The appeals court ruling had been appealed by newspapers in the state of New Jersey. Their lawyers argued that the press and the public have a right to know what transpired in the secret immigration hearings in the wake of the September 11, 2001, terrorist attacks.
The secret immigration hearings have been widely criticized by civil liberties groups. Rebecca Thornton, of the Lawyers Committee for Human Rights in New York, saidshe is disappointed that the Supreme Court declined to take action. "If the press does not have access to these proceedings, there is no way to tell whether they are being conducted fairly, whether the individuals who are appearing before these proceedings have access to counsel [lawyer], what kind of barriers they are facing in making sure that their rights to due process are observed," she said.

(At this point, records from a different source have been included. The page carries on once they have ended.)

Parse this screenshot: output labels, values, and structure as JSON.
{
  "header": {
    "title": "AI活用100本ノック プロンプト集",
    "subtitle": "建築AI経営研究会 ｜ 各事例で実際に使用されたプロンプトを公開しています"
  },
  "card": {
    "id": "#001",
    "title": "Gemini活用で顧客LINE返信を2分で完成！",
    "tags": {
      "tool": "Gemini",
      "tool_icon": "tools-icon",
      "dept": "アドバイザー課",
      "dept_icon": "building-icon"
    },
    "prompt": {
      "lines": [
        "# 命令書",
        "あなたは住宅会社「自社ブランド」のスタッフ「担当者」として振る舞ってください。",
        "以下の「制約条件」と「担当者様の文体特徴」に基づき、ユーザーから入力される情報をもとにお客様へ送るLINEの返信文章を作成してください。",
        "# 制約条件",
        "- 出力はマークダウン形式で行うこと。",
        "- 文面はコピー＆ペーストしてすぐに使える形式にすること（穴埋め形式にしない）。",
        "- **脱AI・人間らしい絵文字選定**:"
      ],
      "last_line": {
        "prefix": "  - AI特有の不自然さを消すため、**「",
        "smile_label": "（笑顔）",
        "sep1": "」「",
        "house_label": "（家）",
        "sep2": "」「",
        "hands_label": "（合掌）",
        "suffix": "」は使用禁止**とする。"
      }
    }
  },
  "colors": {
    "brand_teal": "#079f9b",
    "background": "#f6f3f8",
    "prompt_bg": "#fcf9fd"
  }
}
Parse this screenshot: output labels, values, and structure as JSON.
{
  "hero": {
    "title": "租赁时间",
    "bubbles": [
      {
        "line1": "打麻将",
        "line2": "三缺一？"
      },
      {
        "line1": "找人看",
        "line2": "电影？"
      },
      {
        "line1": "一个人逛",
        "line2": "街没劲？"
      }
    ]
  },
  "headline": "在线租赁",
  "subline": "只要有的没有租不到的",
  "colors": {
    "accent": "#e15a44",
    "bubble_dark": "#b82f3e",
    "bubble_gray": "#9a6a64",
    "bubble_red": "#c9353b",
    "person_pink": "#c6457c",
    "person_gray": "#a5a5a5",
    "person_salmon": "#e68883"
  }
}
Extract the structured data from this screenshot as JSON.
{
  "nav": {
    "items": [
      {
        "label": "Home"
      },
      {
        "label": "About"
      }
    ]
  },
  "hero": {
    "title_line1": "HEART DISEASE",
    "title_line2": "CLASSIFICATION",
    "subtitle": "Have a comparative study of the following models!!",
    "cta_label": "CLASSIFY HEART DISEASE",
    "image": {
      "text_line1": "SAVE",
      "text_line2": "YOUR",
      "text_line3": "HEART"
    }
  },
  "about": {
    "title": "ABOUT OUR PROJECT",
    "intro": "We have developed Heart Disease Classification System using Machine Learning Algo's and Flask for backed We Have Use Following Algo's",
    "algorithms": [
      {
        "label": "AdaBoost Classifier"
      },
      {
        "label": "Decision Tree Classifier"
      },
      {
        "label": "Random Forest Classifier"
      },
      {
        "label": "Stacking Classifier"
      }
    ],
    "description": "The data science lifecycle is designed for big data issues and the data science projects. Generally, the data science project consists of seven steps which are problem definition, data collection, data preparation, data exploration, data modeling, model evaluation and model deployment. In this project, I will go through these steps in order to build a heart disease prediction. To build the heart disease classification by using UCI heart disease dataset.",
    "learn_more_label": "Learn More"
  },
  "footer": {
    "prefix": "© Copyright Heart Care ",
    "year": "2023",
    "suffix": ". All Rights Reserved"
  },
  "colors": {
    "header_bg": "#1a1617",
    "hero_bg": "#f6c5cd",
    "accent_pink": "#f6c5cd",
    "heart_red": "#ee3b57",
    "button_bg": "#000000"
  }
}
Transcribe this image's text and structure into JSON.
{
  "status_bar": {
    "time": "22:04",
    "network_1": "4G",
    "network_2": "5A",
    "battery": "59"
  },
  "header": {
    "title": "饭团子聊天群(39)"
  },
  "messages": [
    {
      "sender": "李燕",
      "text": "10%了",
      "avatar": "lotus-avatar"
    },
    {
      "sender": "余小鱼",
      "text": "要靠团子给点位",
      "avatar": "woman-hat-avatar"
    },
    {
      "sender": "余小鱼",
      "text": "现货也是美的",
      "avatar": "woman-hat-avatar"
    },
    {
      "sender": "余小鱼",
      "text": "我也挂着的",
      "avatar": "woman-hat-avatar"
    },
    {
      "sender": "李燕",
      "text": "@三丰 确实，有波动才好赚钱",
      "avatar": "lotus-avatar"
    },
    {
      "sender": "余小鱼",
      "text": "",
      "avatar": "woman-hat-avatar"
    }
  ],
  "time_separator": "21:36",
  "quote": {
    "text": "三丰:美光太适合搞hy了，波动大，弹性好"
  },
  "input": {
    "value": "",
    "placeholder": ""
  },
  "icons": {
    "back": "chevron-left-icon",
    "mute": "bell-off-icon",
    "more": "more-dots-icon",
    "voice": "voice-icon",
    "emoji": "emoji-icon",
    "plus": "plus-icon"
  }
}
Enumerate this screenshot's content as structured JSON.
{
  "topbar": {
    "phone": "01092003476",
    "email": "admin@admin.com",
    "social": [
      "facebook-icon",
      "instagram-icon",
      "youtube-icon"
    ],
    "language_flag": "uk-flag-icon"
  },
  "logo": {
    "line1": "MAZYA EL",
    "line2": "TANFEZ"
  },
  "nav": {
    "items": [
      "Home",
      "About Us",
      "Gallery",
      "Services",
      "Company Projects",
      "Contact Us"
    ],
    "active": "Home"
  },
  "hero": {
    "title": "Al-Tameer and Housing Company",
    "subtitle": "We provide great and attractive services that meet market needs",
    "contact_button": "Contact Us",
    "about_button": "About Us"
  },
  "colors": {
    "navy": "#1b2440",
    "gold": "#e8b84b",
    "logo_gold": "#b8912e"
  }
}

Government prosecutors have asked for closed immigration hearings when they designate a detainee is of special interest to the government's terrorism investigation.
Justice Department officials argue that revealing details about suspects detained for questioning could tip off terrorist groups as to how much the government knows about specific terrorist cells or plans.
FBI Director Robert Mueller has defended the secret deportation hearings as an important part of the Bush administration's war on terrorism. "The top priority is counter-terrorism," he said, "to prevent another September 11th [attack]. I do not think there is an agent or support person in the Bureau [FBI] that did not understand in the wake of September 11th that we had to focus on that responsibility to assure that did not occur again."
Justice Department officials say that of the 766 detainees designated as of special interest in connection with the terrorism investigation, 505 have been deported.
Last week, the Justice Department sent a report to Congress that said about 50 detainees are being secretly held as material witnesses in connection with the investigation into the September 2001 terrorist attacks.